It wasn’t that John Wells, executive producer of groundbreaking TV dramas including ER and The West Wing, had never considered making the jump to the big screen. He had received offers, but none of them felt right. Then his brother-in-law fell victim to corporate downsizing, and Wells started writing and researching and seeking out thousands of the unemployed, to share with him accounts of life on the frontlines.
“The stories were self-deprecating, tragic and humorous, but above all dignified,” he says. “That integrity was the common thread in all the people I spoke to, from the couple hundred I met to the couple thousand I found online. I knew I had to present their experiences with the same qualities.”
The result is The Company Men, a drama, written and directed by Wells, that addresses not only joblessness in the wake of a historic economic meltdown, but also workplace realities that, he believes, have undermined the good-faith relationship between employers and employees.
Wells, 53, admits that Men wasn’t an easy sell. “Major studios don’t make movies like this anymore, because they’re beholden to stockholders and international audiences. I was lucky to have a great cast that helped keep things moving. But if I didn’t get financing when I did, around the time the Bush administration was leaving office, I think the movie would have disappeared.”
Heading Wells’ formidable cast are Tommy Lee Jones, Chris Cooper and, as a boardroom hotshot reduced to manual labor after catching an unexpected pink slip, Ben Affleck. Wells says Affleck was the first to sign on, tireless in his efforts to recruit a solid supporting cast, and ideally suited to playing someone not always easy to love.
“Ben’s character was meant to be someone you don’t necessarily like, and you might even hope he gets some comeuppance,” Wells explains. “He’s successful, he’s arrogant – kind of like Ben, who’s a little too handsome and a little too smart. You want to love him and you want to punch him in the face at the same time.”
For a pivotal conversation between Jones and Affleck, Wells wanted the backdrop of a dilapidated steel mill, the symbol of a failed American industry. The director wanted to set his story in Pittsburgh, where he attended Carnegie Mellon’s School of Drama. But when that didn’t work out, Wells moved the setting to Affleck’s backyard – Quincy, Mass., where the shipbuilding industry was on life support.
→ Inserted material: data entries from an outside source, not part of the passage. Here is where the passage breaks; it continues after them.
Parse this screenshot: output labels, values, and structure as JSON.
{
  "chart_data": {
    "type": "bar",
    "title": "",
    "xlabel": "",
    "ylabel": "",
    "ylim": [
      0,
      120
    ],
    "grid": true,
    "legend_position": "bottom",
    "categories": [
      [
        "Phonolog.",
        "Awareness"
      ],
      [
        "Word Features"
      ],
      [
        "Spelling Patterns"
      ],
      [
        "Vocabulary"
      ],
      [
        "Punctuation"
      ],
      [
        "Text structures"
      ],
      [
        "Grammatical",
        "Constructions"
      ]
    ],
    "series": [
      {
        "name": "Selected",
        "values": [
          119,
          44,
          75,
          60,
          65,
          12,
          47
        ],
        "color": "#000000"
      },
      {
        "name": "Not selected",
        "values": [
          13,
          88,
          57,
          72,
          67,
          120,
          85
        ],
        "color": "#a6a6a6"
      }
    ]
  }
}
Wells thinks he knows why, though he’s quick to admit he didn’t arrive at this conclusion himself. “Because of changes in the European and Asian marketplaces, America had the opportunity to make things for everybody, and our postwar production became the base for the entire world. But over the last few decades, changes in corporate culture have fractured the compact between employer and employee.
“It used to be that the employer would look out for your interests to some extent, not so much that they’d go out of business to support you, but their first reaction wouldn’t be to cut you. The Harvard Business Review came up with the theory of the ‘anorexic company’ – being obsessed with trying to be profitable from quarter to quarter without really thinking about the future.”
Now, Wells argues, businesses are faceless entities, with no real connection to their workers, who are treated as commodities. The phenomenon is a double-edged sword, undercutting American industry in the long-term and crushing the victims of downsizing and layoffs in the present.
What the director learned, in talking to these casualties, is one of the lessons central to Men. “Since we can’t rely on our jobs and the loyalty of our employers, who can we rely on? In the end, it’s family and friends. Those are the people there to support you. That’s where you find the loyalty absent from the workplace. It might seem intuitive, but it’s a powerful thing to learn.”